The equation \[0.3x-0.2y=4\] can also be written as
\[\Rightarrow 0.3x=4+0.2y\]
The above equation can also be written as
\[\Rightarrow x=\dfrac{4+0.2y}{0.3}\]
The above equation can also be written as
\[\Rightarrow x=\dfrac{4}{0.3}+\dfrac{0.2y}{0.3}\]
As we know that 0.2 can also be written as 2 divided by 10 and 0.3 can also be written as 3 divided by 10. So, we can write the above equation as
\[\Rightarrow x=\dfrac{4}{\dfrac{3}{10}}+\dfrac{2y}{10\times \dfrac{3}{10}}\]
The above equation can also be written as
\[\Rightarrow x=\dfrac{40}{3}+\dfrac{2y}{3}\]
Now, we will put this value of x in the second equation that is \[0.4x+0.5y=\dfrac{63}{19}\].
\[0.4\left( \dfrac{40}{3}+\dfrac{2y}{3} \right)+0.5y=\dfrac{63}{19}\]
The above equation can also be written as
\[\Rightarrow 0.4\left( \dfrac{40}{3} \right)+0.4\left( \dfrac{2y}{3} \right)+0.5y=\dfrac{63}{19}\]
As we know that if we multiply 0.4 with 40, then we will get 16.
So, we can write the above equation as
\[\Rightarrow \dfrac{16}{3}+\dfrac{0.8}{3}y+0.5y=\dfrac{63}{19}\]
The above equation can also be written as
\[\Rightarrow \dfrac{16}{3}+\left( \dfrac{0.8+1.5}{3} \right)y=\dfrac{63}{19}\]

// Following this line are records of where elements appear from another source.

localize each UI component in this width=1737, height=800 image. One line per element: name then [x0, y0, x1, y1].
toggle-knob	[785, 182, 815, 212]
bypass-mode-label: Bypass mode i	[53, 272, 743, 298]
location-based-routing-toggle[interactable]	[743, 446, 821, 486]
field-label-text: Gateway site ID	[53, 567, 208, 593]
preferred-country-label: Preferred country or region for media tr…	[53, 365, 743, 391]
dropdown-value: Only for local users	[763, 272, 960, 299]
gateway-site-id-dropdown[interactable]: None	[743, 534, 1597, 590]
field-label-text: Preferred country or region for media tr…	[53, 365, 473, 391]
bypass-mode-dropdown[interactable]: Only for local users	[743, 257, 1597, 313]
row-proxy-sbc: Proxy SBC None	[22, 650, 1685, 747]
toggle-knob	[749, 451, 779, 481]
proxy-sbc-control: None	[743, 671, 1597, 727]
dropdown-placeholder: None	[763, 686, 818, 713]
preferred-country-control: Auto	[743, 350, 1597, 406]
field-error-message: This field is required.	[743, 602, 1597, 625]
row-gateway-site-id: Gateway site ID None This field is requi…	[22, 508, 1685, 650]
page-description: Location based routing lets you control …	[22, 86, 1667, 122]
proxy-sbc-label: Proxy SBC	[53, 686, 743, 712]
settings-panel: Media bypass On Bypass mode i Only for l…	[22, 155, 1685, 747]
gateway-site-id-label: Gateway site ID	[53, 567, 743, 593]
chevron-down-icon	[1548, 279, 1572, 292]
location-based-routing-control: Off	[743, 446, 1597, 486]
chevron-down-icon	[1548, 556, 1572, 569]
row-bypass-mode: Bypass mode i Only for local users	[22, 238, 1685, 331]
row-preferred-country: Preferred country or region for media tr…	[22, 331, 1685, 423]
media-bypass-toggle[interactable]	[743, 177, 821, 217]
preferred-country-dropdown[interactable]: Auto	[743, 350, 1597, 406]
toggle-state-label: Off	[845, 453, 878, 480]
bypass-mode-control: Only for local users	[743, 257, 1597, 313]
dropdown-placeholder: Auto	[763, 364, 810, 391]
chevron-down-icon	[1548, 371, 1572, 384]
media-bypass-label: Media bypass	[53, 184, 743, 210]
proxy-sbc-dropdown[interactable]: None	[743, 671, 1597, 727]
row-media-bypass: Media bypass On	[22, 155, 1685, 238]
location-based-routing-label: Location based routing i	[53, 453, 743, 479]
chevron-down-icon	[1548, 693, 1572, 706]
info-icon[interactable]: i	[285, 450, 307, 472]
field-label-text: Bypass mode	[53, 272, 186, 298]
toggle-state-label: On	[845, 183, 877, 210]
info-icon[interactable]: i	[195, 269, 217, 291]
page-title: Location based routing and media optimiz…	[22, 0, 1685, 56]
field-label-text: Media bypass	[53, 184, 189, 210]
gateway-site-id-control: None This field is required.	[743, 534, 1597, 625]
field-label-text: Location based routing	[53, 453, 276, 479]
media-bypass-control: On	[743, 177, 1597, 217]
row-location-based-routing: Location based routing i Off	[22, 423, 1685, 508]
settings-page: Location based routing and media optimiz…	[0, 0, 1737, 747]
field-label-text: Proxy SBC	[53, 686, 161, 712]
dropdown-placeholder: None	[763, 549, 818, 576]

Taking the term \[\dfrac{16}{3}\] to the right side of the equation, we get
\[\Rightarrow \left( \dfrac{2.3}{3} \right)y=\dfrac{63}{19}-\dfrac{16}{3}\]
The above equation can also be written as
\[\Rightarrow \left( \dfrac{2.3}{3} \right)y=\dfrac{63\times 3-16\times 19}{19\times 3}\]
The above can also be written as
\[\Rightarrow \left( \dfrac{2.3}{3} \right)y=\dfrac{189-304}{19\times 3}=\dfrac{-115}{19\times 3}\]
The above equation can also be written as
\[\Rightarrow \left( 2.3 \right)y=\dfrac{-115}{19}\]
As we know that 2.3 can also be written as 23 divided by 10, so we can write the above equation as
\[\Rightarrow \dfrac{23}{10}y=\dfrac{-115}{19}\]
We know that, 115 can also be written as 23 multiplied by 5. So, we can remove 23 to both the side of the equation, then we will get
\[\Rightarrow \dfrac{1}{10}y=\dfrac{-5}{19}\]
The above can also be written as
\[\Rightarrow y=\dfrac{-50}{19}\]
Putting this value of y in the equation \[0.3x-0.2y=4\], we get
\[0.3x-0.2\left( \dfrac{-50}{19} \right)=4\]
The above equation can also be written as
\[\Rightarrow 0.3x+\dfrac{10}{19}=4\]
The above equation can also be written as
\[\Rightarrow 0.3x=4-\dfrac{10}{19}\]
\[\Rightarrow 0.3x=\dfrac{76-10}{19}=\dfrac{66}{19}\]
The above equation can also be written as
\[\Rightarrow \dfrac{3}{10}x=\dfrac{66}{19}\]
The above equation can also be written as
\[\Rightarrow \dfrac{3}{10}x=\dfrac{22\times 3}{19}\]
The above equation can also be written as
\[\Rightarrow \dfrac{1}{10}x=\dfrac{22}{19}\]
On multiplying 10 to both the side of the equation, we get
\[\Rightarrow x=\dfrac{220}{19}\]

Hence, we have solved the equations \[0.3x-0.2y=4\] and \[0.4x+0.5y=\dfrac{63}{19}\] using substitution method and have found the value of x and y. The value of x is \[\dfrac{220}{19}\] and the value of y is \[\dfrac{-50}{19}\].

Note: We should have a better knowledge in the topic of algebra for solving this type of question easily. We should know how to solve the equations using the substitution method. Always remember that if there is a number in which the decimal from the right side is after n digits then, after removing that decimal we will write the number but it will divide the number 10 to the power of n.